I think I would approach it a bit differently, and use:

$$A=4\pi-\int_{\frac{\pi}{6}}^{\frac{\pi}{2}}16 \sin^2(\theta)-4\,d\theta=4\pi-\frac{4}{3}\pi-2\sqrt{3}=\frac{8}{3}\pi-2\sqrt{3}$$

I am taking the area of one of the circles, and then subtracting from this the area inside the upper circle but outside the lower circle. ;)

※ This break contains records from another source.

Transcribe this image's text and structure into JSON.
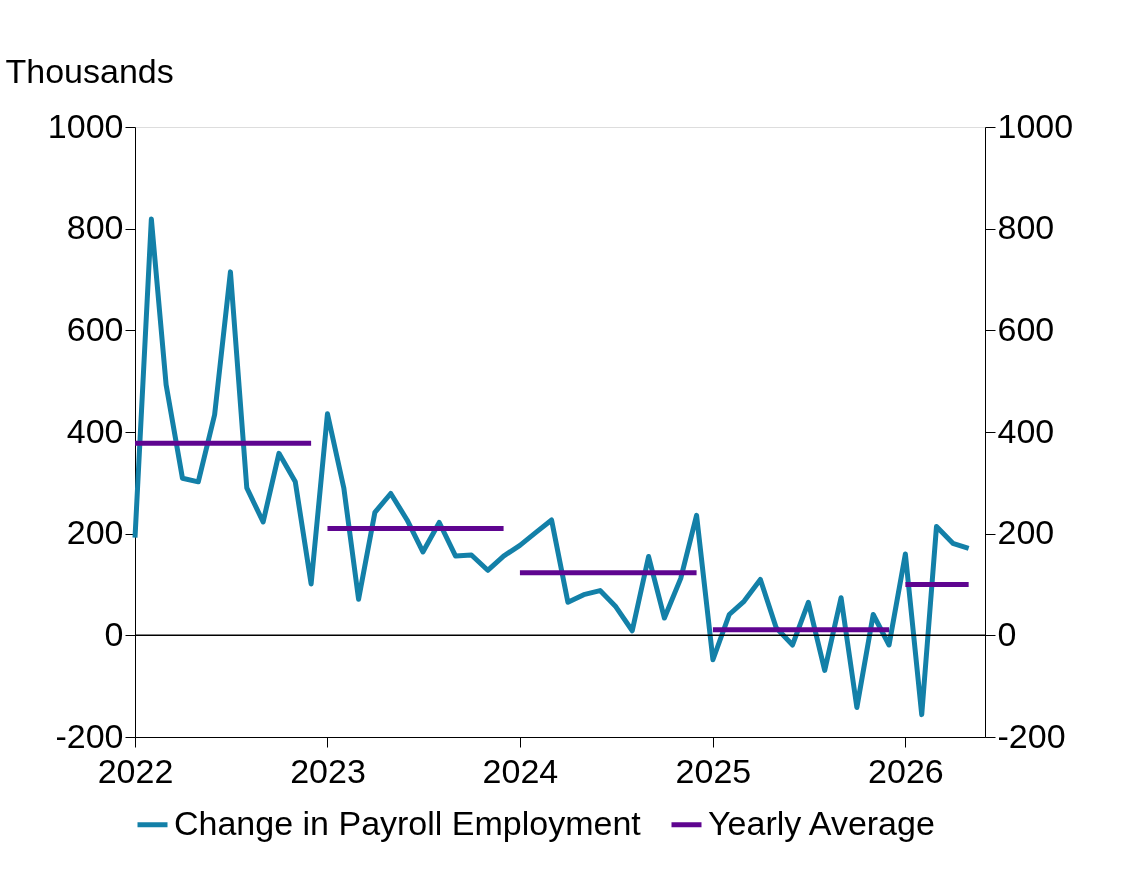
{
  "chart_data": {
    "type": "line",
    "ylabel": "Thousands",
    "x": [
      "2022-01",
      "2022-02",
      "2022-03",
      "2022-04",
      "2022-05",
      "2022-06",
      "2022-07",
      "2022-08",
      "2022-09",
      "2022-10",
      "2022-11",
      "2022-12",
      "2023-01",
      "2023-02",
      "2023-03",
      "2023-04",
      "2023-05",
      "2023-06",
      "2023-07",
      "2023-08",
      "2023-09",
      "2023-10",
      "2023-11",
      "2023-12",
      "2024-01",
      "2024-02",
      "2024-03",
      "2024-04",
      "2024-05",
      "2024-06",
      "2024-07",
      "2024-08",
      "2024-09",
      "2024-10",
      "2024-11",
      "2024-12",
      "2025-01",
      "2025-02",
      "2025-03",
      "2025-04",
      "2025-05",
      "2025-06",
      "2025-07",
      "2025-08",
      "2025-09",
      "2025-10",
      "2025-11",
      "2025-12",
      "2026-01",
      "2026-02",
      "2026-03",
      "2026-04",
      "2026-05"
    ],
    "series": [
      {
        "name": "Change in Payroll Employment",
        "color": "#1380a8",
        "values": [
          192,
          819,
          493,
          309,
          302,
          434,
          715,
          290,
          223,
          358,
          302,
          101,
          436,
          290,
          71,
          242,
          279,
          227,
          164,
          222,
          156,
          158,
          128,
          156,
          177,
          203,
          227,
          65,
          80,
          88,
          56,
          9,
          155,
          34,
          112,
          236,
          -48,
          41,
          67,
          110,
          15,
          -19,
          65,
          -69,
          74,
          -142,
          41,
          -19,
          160,
          -156,
          214,
          181,
          171
        ]
      },
      {
        "name": "Yearly Average",
        "color": "#5f0590",
        "x": [
          "2022-01",
          "2022-12"
        ],
        "values": [
          378,
          378
        ]
      },
      {
        "color": "#5f0590",
        "x": [
          "2023-01",
          "2023-12"
        ],
        "values": [
          210,
          210
        ]
      },
      {
        "color": "#5f0590",
        "x": [
          "2024-01",
          "2024-12"
        ],
        "values": [
          123,
          123
        ]
      },
      {
        "color": "#5f0590",
        "x": [
          "2025-01",
          "2025-12"
        ],
        "values": [
          11,
          11
        ]
      },
      {
        "color": "#5f0590",
        "x": [
          "2026-01",
          "2026-05"
        ],
        "values": [
          100,
          100
        ]
      }
    ],
    "xlim": [
      "2022-01",
      "2026-06"
    ],
    "xticks": [
      {
        "value": "2022-01",
        "label": "2022"
      },
      {
        "value": "2023-01",
        "label": "2023"
      },
      {
        "value": "2024-01",
        "label": "2024"
      },
      {
        "value": "2025-01",
        "label": "2025"
      },
      {
        "value": "2026-01",
        "label": "2026"
      }
    ],
    "ylim": [
      -200,
      1000
    ],
    "yticks": [
      -200,
      0,
      200,
      400,
      600,
      800,
      1000
    ],
    "y2lim": [
      -200,
      1000
    ],
    "y2ticks": [
      -200,
      0,
      200,
      400,
      600,
      800,
      1000
    ],
    "ref_lines": [
      {
        "axis": "y",
        "value": 0
      }
    ],
    "grid": false,
    "legend": "bottom",
    "marker": "none",
    "line_style": "solid"
  }
}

If we want to approach it using rectangular coordinates and symmetry, then we have:

$$A=4\int_0^1\sqrt{4-(y-2)^2}\,dy$$

And we get the same result.

 

[shamieh]

I think I would approach it a bit differently, and use:

$$A=4\pi-\int_{\frac{\pi}{6}}^{\frac{\pi}{2}}16 \sin^2(\theta)-4\,d\theta=4\pi-\frac{4}{3}\pi-2\sqrt{3}=\frac{8}{3}\pi-2\sqrt{3}$$

I am taking the area of one of the circles, and then subtracting from this the area inside the upper circle but outside the lower circle. ;)

.

So are you saying this? View attachment 2170

 

[Pindrought]

I think I would approach it a bit differently, and use:

$$A=4\pi-\int_{\frac{\pi}{6}}^{\frac{\pi}{2}}16 \sin^2(\theta)-4\,d\theta=4\pi-\frac{4}{3}\pi-2\sqrt{3}=\frac{8}{3}\pi-2\sqrt{3}$$

I am taking the area of one of the circles, and then subtracting from this the area inside the upper circle but outside the lower circle. ;)

If we want to approach it using rectangular coordinates and symmetry, then we have:

$$A=4\int_0^1\sqrt{4-(y-2)^2}\,dy$$

And we get the same result.

I can't figure out what I did wrong, because I got ~12.566 for my integral and I got ~4.9 for the rectangular coordinate integral you posted.(Wondering) Do you have any good links to example problems for this type of problem?

 

[MarkFL]

If we take the area of the upper circle, and subtract away from this the area inside the upper circle but not in the lower circle, then we get the area simultaneously inside both, i.e., the intersection of the two circles. Hence we have:

$$A=\pi(2)^2-\left(2 \left(\frac{1}{2}\int_{\frac{\pi}{6}}^{\frac{\pi}{2}} \left(4\sin(\theta) \right)^2\,d\theta- \frac{1}{2}\int_{\frac{\pi}{6}}^{\frac{\pi}{2}} \left(2 \right)^2\,d\theta \right) \right)$$

Now, this can be rewritten as:

$$A=4\pi-4\int_{\frac{\pi}{6}}^{\frac{\pi}{2}} 4\sin^2(\theta)-1\,d\theta$$

Using a double-angle identity for cosine, then we may write:

$$A=4\pi-4\int_{\frac{\pi}{6}}^{\frac{\pi}{2}} 1-2\cos(2\theta)\,d\theta$$

Applying the FTOC, we obtain:

$$A=4\pi-4\left[\theta-\sin(2\theta) \right]_{\frac{\pi}{6}}^{\frac{\pi}{2}}=4\pi-4\left(\frac{\pi}{2}-\frac{\pi}{6}+\frac{\sqrt{3}}{2} \right)=\frac{8}{3}\pi-2\sqrt{3}$$

 

[shamieh]

Wow Brilliant. I was forgetting to double it. My god the algebra involved lol. Thanks for the help!